Sheet after sheet of slides are held up to the light for scrutiny. Each has an image of at least one salient work that anticipated the path I’d take. For example, during that first year of postgraduate study (the second was devoted to writing an art history thesis), I adopted an assemblage or collagist approach to making artworks. It arose from a fascination with Picasso’s cubist sculptures of guitars, which he made between 1912 and 1914. Landscape and still life were my point of departure, as they had been for the early cubists. The modus operandi I engaged involved dismantling and reconstructing the object of inquiry to create a new whole that simultaneously corresponded to, but remained independent of, the object.

A Place of Safekeeping (1983) acrylic on plyboard, 396 x 315 cm

This particular characteristic of ‘the way’ has remained a constant in my work. It underlay the visual artwork that I produced after I’d graduated, and endured the two most significant and radical transitions in my art practice: firstly, from object-based to text-based subject matter and, secondly, from a visual to an acoustic orientation. When, in 2009, I returned to making sound works (after a 32-year hiatus), my process of sonic composition was and remains, fundamentally, one of putting together discrete elements of sound … to create a new whole.

Music, in one form or another, has contributed to my visual art since the second year of my first degree.

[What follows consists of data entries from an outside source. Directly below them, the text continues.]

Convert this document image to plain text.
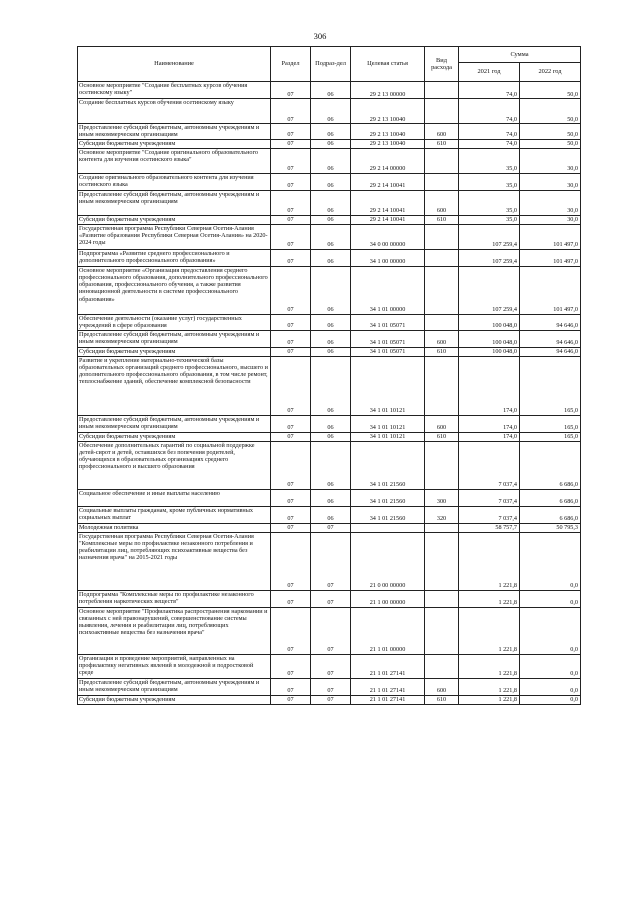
306
Наименование	Раздел	Подраз-дел	Целевая статья	Вид расхода	Сумма	
					2021 год	2022 год
Основное мероприятие "Создание бесплатных курсов обучения осетинскому языку"	07	06	29 2 13 00000		74,0	50,0
Создание бесплатных курсов обучения осетинскому языку	07	06	29 2 13 10040		74,0	50,0
Предоставление субсидий бюджетным, автономным учреждениям и иным некоммерческим организациям	07	06	29 2 13 10040	600	74,0	50,0
Субсидии бюджетным учреждениям	07	06	29 2 13 10040	610	74,0	50,0
Основное мероприятие "Создание оригинального образовательного контента для изучения осетинского языка"	07	06	29 2 14 00000		35,0	30,0
Создание оригинального образовательного контента для изучения осетинского языка	07	06	29 2 14 10041		35,0	30,0
Предоставление субсидий бюджетным, автономным учреждениям и иным некоммерческим организациям	07	06	29 2 14 10041	600	35,0	30,0
Субсидии бюджетным учреждениям	07	06	29 2 14 10041	610	35,0	30,0
Государственная программа Республики Северная Осетия-Алания «Развитие образования Республики Северная Осетия-Алания» на 2020-2024 годы	07	06	34 0 00 00000		107 259,4	101 497,0
Подпрограмма «Развитие среднего профессионального и дополнительного профессионального образования»	07	06	34 1 00 00000		107 259,4	101 497,0
Основное мероприятие «Организация предоставления среднего профессионального образования, дополнительного профессионального образования, профессионального обучения, а также развития инновационной деятельности в системе профессионального образования»	07	06	34 1 01 00000		107 259,4	101 497,0
Обеспечение деятельности (оказание услуг) государственных учреждений в сфере образования	07	06	34 1 01 05071		100 048,0	94 646,0
Предоставление субсидий бюджетным, автономным учреждениям и иным некоммерческим организациям	07	06	34 1 01 05071	600	100 048,0	94 646,0
Субсидии бюджетным учреждениям	07	06	34 1 01 05071	610	100 048,0	94 646,0
Развитие и укрепление материально-технической базы образовательных организаций среднего профессионального, высшего и дополнительного профессионального образования, в том числе ремонт, теплоснабжение зданий, обеспечение комплексной безопасности	07	06	34 1 01 10121		174,0	165,0
Предоставление субсидий бюджетным, автономным учреждениям и иным некоммерческим организациям	07	06	34 1 01 10121	600	174,0	165,0
Субсидии бюджетным учреждениям	07	06	34 1 01 10121	610	174,0	165,0
Обеспечение дополнительных гарантий по социальной поддержке детей-сирот и детей, оставшихся без попечения родителей, обучающихся в образовательных организациях среднего профессионального и высшего образования	07	06	34 1 01 21560		7 037,4	6 686,0
Социальное обеспечение и иные выплаты населению	07	06	34 1 01 21560	300	7 037,4	6 686,0
Социальные выплаты гражданам, кроме публичных нормативных социальных выплат	07	06	34 1 01 21560	320	7 037,4	6 686,0
Молодежная политика	07	07			58 757,7	50 795,3
Государственная программа Республики Северная Осетия-Алания "Комплексные меры по профилактике незаконного потребления и реабилитации лиц, потребляющих психоактивные вещества без назначения врача" на 2015-2021 годы	07	07	21 0 00 00000		1 221,8	0,0
Подпрограмма "Комплексные меры по профилактике незаконного потребления наркотических веществ"	07	07	21 1 00 00000		1 221,8	0,0
Основное мероприятие "Профилактика распространения наркомании и связанных с ней правонарушений, совершенствование системы выявления, лечения и реабилитации лиц, потребляющих психоактивные вещества без назначения врача"	07	07	21 1 01 00000		1 221,8	0,0
Организация и проведение мероприятий, направленных на профилактику негативных явлений в молодежной и подростковой среде	07	07	21 1 01 27141		1 221,8	0,0
Предоставление субсидий бюджетным, автономным учреждениям и иным некоммерческим организациям	07	07	21 1 01 27141	600	1 221,8	0,0
Субсидии бюджетным учреждениям	07	07	21 1 01 27141	610	1 221,8	0,0
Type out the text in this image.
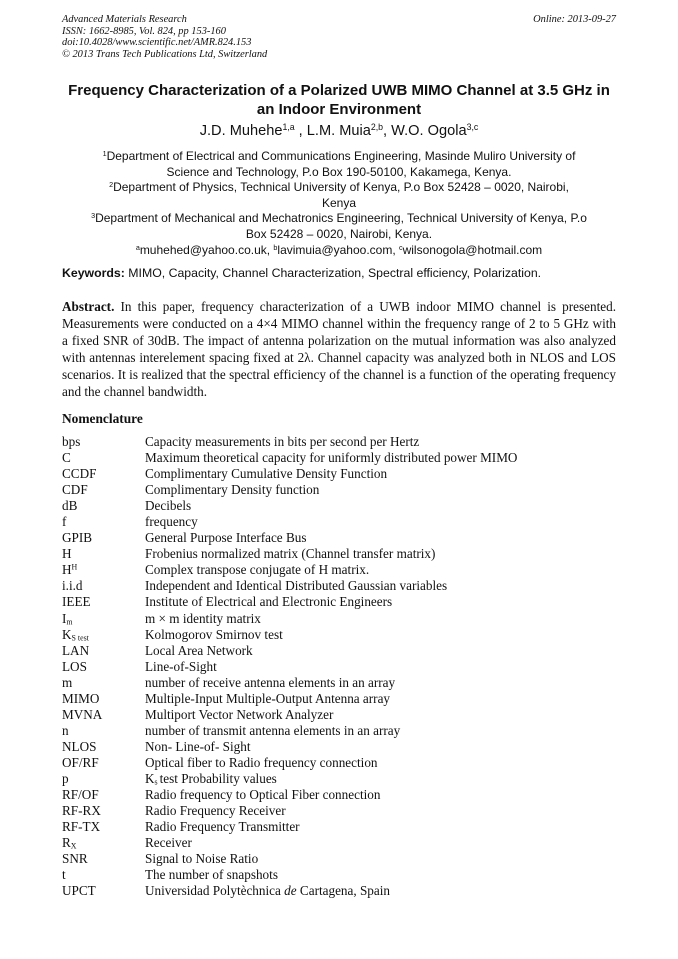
Advanced Materials Research
ISSN: 1662-8985, Vol. 824, pp 153-160
doi:10.4028/www.scientific.net/AMR.824.153
© 2013 Trans Tech Publications Ltd, Switzerland
Online: 2013-09-27
Frequency Characterization of a Polarized UWB MIMO Channel at 3.5 GHz in an Indoor Environment
J.D. Muhehe$^{1,a}$ , L.M. Muia$^{2,b}$, W.O. Ogola$^{3,c}$
$^1$Department of Electrical and Communications Engineering, Masinde Muliro University of
Science and Technology, P.o Box 190-50100, Kakamega, Kenya.
$^2$Department of Physics, Technical University of Kenya, P.o Box 52428 – 0020, Nairobi,
Kenya
$^3$Department of Mechanical and Mechatronics Engineering, Technical University of Kenya, P.o
Box 52428 – 0020, Nairobi, Kenya.
$^a$muhehed@yahoo.co.uk, $^b$lavimuia@yahoo.com, $^c$wilsonogola@hotmail.com
Keywords: MIMO, Capacity, Channel Characterization, Spectral efficiency, Polarization.
Abstract. In this paper, frequency characterization of a UWB indoor MIMO channel is presented. Measurements were conducted on a 4×4 MIMO channel within the frequency range of 2 to 5 GHz with a fixed SNR of 30dB. The impact of antenna polarization on the mutual information was also analyzed with antennas interelement spacing fixed at 2λ. Channel capacity was analyzed both in NLOS and LOS scenarios. It is realized that the spectral efficiency of the channel is a function of the operating frequency and the channel bandwidth.
Nomenclature
bps	Capacity measurements in bits per second per Hertz
C	Maximum theoretical capacity for uniformly distributed power MIMO
CCDF	Complimentary Cumulative Density Function
CDF	Complimentary Density function
dB	Decibels
f	frequency
GPIB	General Purpose Interface Bus
H	Frobenius normalized matrix (Channel transfer matrix)
$H^H$	Complex transpose conjugate of H matrix.
i.i.d	Independent and Identical Distributed Gaussian variables
IEEE	Institute of Electrical and Electronic Engineers
$I_m$	m × m identity matrix
$K_{S test}$	Kolmogorov Smirnov test
LAN	Local Area Network
LOS	Line-of-Sight
m	number of receive antenna elements in an array
MIMO	Multiple-Input Multiple-Output Antenna array
MVNA	Multiport Vector Network Analyzer
n	number of transmit antenna elements in an array
NLOS	Non- Line-of- Sight
OF/RF	Optical fiber to Radio frequency connection
p	$K_s$ test Probability values
RF/OF	Radio frequency to Optical Fiber connection
RF-RX	Radio Frequency Receiver
RF-TX	Radio Frequency Transmitter
$R_X$	Receiver
SNR	Signal to Noise Ratio
t	The number of snapshots
UPCT	Universidad Polytèchnica de Cartagena, Spain
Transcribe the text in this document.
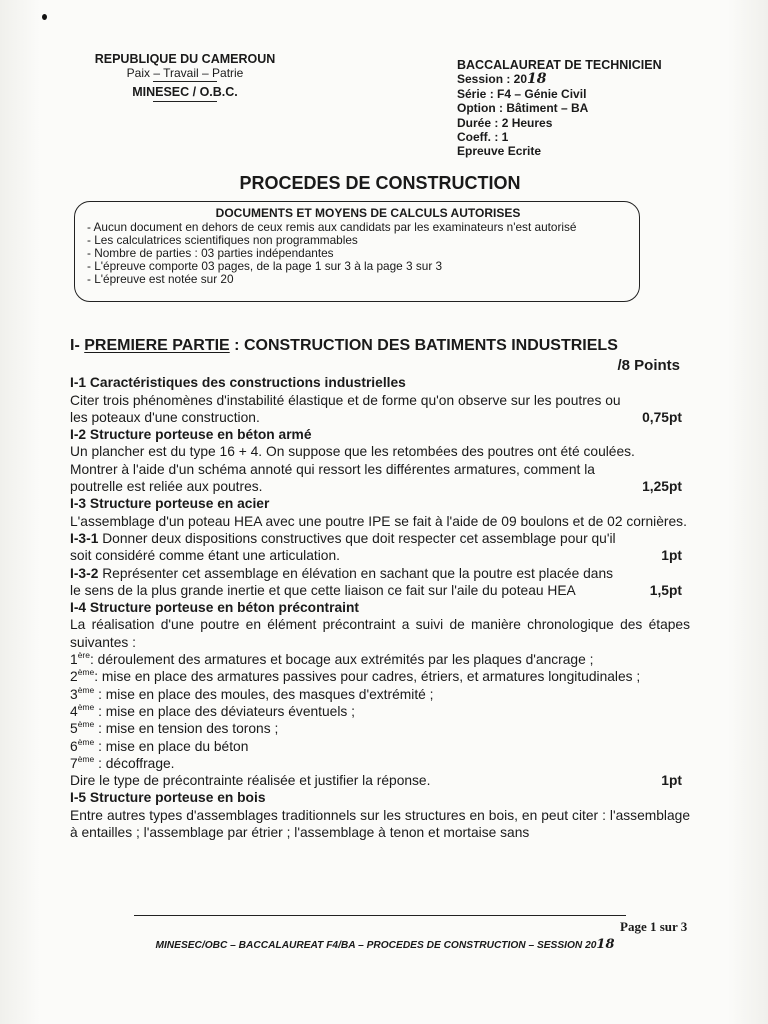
REPUBLIQUE DU CAMEROUN
Paix – Travail – Patrie
MINESEC / O.B.C.
BACCALAUREAT DE TECHNICIEN
Session : 2018
Série : F4 – Génie Civil
Option : Bâtiment – BA
Durée : 2 Heures
Coeff. : 1
Epreuve Ecrite
PROCEDES DE CONSTRUCTION
DOCUMENTS ET MOYENS DE CALCULS AUTORISES
- Aucun document en dehors de ceux remis aux candidats par les examinateurs n'est autorisé
- Les calculatrices scientifiques non programmables
- Nombre de parties : 03 parties indépendantes
- L'épreuve comporte 03 pages, de la page 1 sur 3 à la page 3 sur 3
- L'épreuve est notée sur 20
I- PREMIERE PARTIE : CONSTRUCTION DES BATIMENTS INDUSTRIELS
/8 Points
I-1 Caractéristiques des constructions industrielles
Citer trois phénomènes d'instabilité élastique et de forme qu'on observe sur les poutres ou
les poteaux d'une construction.	0,75pt
I-2 Structure porteuse en béton armé
Un plancher est du type 16 + 4. On suppose que les retombées des poutres ont été coulées.
Montrer à l'aide d'un schéma annoté qui ressort les différentes armatures, comment la
poutrelle est reliée aux poutres.	1,25pt
I-3 Structure porteuse en acier
L'assemblage d'un poteau HEA avec une poutre IPE se fait à l'aide de 09 boulons et de 02 cornières.
I-3-1 Donner deux dispositions constructives que doit respecter cet assemblage pour qu'il
soit considéré comme étant une articulation.	1pt
I-3-2 Représenter cet assemblage en élévation en sachant que la poutre est placée dans
le sens de la plus grande inertie et que cette liaison ce fait sur l'aile du poteau HEA	1,5pt
I-4 Structure porteuse en béton précontraint
La réalisation d'une poutre en élément précontraint a suivi de manière chronologique des étapes suivantes :
1ère: déroulement des armatures et bocage aux extrémités par les plaques d'ancrage ;
2ème: mise en place des armatures passives pour cadres, étriers, et armatures longitudinales ;
3ème : mise en place des moules, des masques d'extrémité ;
4ème : mise en place des déviateurs éventuels ;
5ème : mise en tension des torons ;
6ème : mise en place du béton
7ème : décoffrage.
Dire le type de précontrainte réalisée et justifier la réponse.	1pt
I-5 Structure porteuse en bois
Entre autres types d'assemblages traditionnels sur les structures en bois, en peut citer : l'assemblage à entailles ; l'assemblage par étrier ; l'assemblage à tenon et mortaise sans
Page 1 sur 3
MINESEC/OBC – BACCALAUREAT F4/BA – PROCEDES DE CONSTRUCTION – SESSION 2018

For example, I disassembled the score of Modest Mussorgsky’s (1839-81) Pictures at an Exhibition (1874) to produce collages analogous to an electronic circuit board and electricity substation; made drawings and paintings of an upright piano’s interior; and built a wooden gramophone record player inspired by Picasso’s synthetic cubist sculptures. Unbeknown to me at the time, those preoccupations were signposts pointing towards the way I’d be headed much later on in my development.